00:47Auf der einen Seite die sudanesische Armee, Sudanese Armed Forces, generell mit SAF abgekürzt,
00:52die eigentlich die Geschicke des Sudans seit der Unabhängigkeit in den 50er Jahren
00:56mehr oder minder ununterbrochen im Griff gehabt haben.
01:00Auf der anderen Seite eine Miliz, die sogenannten Rapid Support Forces, RSF,
01:05die aus den darfurischen sogenannten Janjavid-Milizen hervorgegangen sind,
01:10die speziell Mitte der 2000er Jahre die Drecksarbeit eigentlich für die Armee
01:15und die damalige sudanesische Diktatur in Daffur erledigt haben,
01:19indem sie die darfurischen Widerstandsbewegungen bekämpft haben
01:22und dabei eigentlich genositale Handlungen begangen haben.
01:38Also eigentlich eine bizarre Situation, dass zwei verbündete Milizen und zwei Militärs gegeneinander kämpfen.
01:46Das hat aber vor allem Gründe, die sich aus der Revolution 2019 und dann der Neukonfiguration
01:52der sudanesischen politischen und militärischen Kräfte nach dem Zerfall der Diktatur ergeben haben,
02:00wo aus den zwei ehemals verbündeten Kräften erbittete Gegner geworden sind.
02:05Am Anfang des Krieges hat der ASF eben Khartoum, die Hauptstadt, eingenommen,
02:08was zum ersten Mal in der Geschichte des Sudan zu kämpfen direkt in Khartoum geführt hat,
02:12was zu starken Flüchtlingsbewegungen in eigentlich alle Nachbarländer geführt hat.
02:17Und mehr oder minder mit Hin und Her hat sich die Situation jetzt so verfestigt,
02:21dass eben Daffur und Teile von Kordofan im Süden vom Sudan unter ASF Kontrolle ist
02:26oder Kontrolle ihrer Verbündeten, unter Osten des Landes bis hin zur Küste unter Kontrolle der Armee.
02:34Das ist eigentlich die Tragik, dass verschiedene Regionalmächte sehr viel in diesen Krieg investieren.
02:40Die Rapid Support Forces sind massiv von den Emiraten unterstützt.
02:45Wir haben von UN-Panels und anderen Beweise über massive Waffenlieferungen, die an die ASF gehen.
02:55Die Emirate investieren auch viel Geld.
02:57Es gibt glaubwürdige Hinweise, dass auch der Geheimdienst ASF eigentlich sich in Abu Dhabi befindet
03:02und Hemeti, der Führer, viel Zeit in den Emiraten verbringt.
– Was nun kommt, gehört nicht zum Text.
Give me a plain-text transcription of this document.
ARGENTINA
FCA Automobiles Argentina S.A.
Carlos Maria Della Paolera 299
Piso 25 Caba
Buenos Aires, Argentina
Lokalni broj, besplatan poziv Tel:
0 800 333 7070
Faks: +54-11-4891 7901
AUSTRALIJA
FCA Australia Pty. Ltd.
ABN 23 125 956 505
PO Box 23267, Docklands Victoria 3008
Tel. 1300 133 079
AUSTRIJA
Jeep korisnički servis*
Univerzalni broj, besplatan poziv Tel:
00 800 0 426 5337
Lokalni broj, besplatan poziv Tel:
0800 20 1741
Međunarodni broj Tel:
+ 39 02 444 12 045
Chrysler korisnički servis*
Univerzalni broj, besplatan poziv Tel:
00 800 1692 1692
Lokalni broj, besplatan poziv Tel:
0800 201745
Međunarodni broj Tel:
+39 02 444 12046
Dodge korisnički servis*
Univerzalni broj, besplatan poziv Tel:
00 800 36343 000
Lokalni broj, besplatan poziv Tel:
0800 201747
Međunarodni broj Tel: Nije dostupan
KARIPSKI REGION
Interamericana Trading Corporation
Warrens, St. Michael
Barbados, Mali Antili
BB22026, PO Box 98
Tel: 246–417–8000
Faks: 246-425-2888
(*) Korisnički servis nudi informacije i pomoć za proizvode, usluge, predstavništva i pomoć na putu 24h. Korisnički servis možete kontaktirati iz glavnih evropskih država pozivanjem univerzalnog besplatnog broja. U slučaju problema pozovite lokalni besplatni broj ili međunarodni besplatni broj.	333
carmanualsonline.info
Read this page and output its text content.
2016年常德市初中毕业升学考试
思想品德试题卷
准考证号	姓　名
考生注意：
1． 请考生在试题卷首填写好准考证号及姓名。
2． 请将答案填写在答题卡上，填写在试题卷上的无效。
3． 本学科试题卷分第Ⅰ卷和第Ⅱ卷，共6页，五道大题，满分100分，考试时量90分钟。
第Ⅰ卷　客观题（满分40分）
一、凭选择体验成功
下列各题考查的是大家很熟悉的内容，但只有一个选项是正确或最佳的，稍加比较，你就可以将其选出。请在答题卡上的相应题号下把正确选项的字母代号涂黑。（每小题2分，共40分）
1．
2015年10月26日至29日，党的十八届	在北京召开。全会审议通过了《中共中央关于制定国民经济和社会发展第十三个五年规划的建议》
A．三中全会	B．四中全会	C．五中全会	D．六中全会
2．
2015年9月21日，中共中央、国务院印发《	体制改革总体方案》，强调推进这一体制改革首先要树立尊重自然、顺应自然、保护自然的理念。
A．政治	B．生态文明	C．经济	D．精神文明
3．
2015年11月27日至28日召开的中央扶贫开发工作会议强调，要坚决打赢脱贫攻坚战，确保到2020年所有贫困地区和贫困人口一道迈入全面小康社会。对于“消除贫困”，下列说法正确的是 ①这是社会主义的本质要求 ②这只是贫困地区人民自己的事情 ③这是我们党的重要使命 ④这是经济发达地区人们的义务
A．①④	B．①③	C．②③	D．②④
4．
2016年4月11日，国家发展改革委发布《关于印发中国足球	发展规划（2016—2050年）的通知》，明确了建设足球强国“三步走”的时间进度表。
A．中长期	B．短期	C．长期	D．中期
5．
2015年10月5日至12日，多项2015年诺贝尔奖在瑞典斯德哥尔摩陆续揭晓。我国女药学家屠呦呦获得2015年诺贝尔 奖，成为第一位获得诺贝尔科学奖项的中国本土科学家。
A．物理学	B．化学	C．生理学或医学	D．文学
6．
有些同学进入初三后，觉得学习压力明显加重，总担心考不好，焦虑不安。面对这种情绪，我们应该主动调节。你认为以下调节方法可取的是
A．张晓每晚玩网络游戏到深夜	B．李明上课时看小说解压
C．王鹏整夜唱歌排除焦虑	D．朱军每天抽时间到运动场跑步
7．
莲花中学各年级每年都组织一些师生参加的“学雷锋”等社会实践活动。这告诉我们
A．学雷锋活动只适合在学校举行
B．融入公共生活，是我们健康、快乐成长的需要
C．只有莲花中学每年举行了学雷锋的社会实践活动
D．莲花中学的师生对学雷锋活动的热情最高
03:07Also die Verflechtung zwischen den Emiraten und ASF ist eng.
03:11Da gibt es wenig Zweifel daran, auch wenn offiziell die Emirate das dementieren.
03:15Auf der anderen Seite hat die SAF, also die Armee, historisch enge Verbindungen mit Ägypten.
03:21Es gibt kaum Generäle oder höhere Militärs in der SAF, die nicht in Ägypten ausgebildet worden sind,
03:27von der ägyptischen Armee.
03:28Und Ägypten liefert auch praktische Unterstützung, vor allem mit Kampfjets und Luftwaffenunterstützung.
03:35Zugleich hat Ägypten ein zunehmend engeres Verteidigungsbündnis mit der Türkei,
03:39was dazu führt, dass auch die türkischen Bayraktadronen im Sudan auf Seiten der Armee zum Einsatz kommen.
03:45Und durch jüngste Spannungen im Jemen, wo sich die Beziehungen zwischen den Emiraten und den Saudis
03:51weiter abgekühlt haben, haben sich jetzt auch politisch die Saudi-Arabien mehr und mehr
03:56der SAF angenähert, auch wenn es da noch keine konkreten Unterstützungen gibt.
04:01Aber man sieht, dass eigentlich die gesamte breitere regionale Konstellation sich in diesem Sudan-Konflikt
04:08widerspiegelt und alle regionalen Mächte in einer sehr verhärteten Situation ihre Macht
04:15im Sudan projizieren, was auch jede Art von Friedensbemühung sehr, sehr schwierig macht.
04:22Die humanitäre Situation im Sudan ist desaströs und es ist wahrscheinlich,
04:26also nach Worten der UN, die größte humanitäre Katastrophe, die sich weltweit abspielt.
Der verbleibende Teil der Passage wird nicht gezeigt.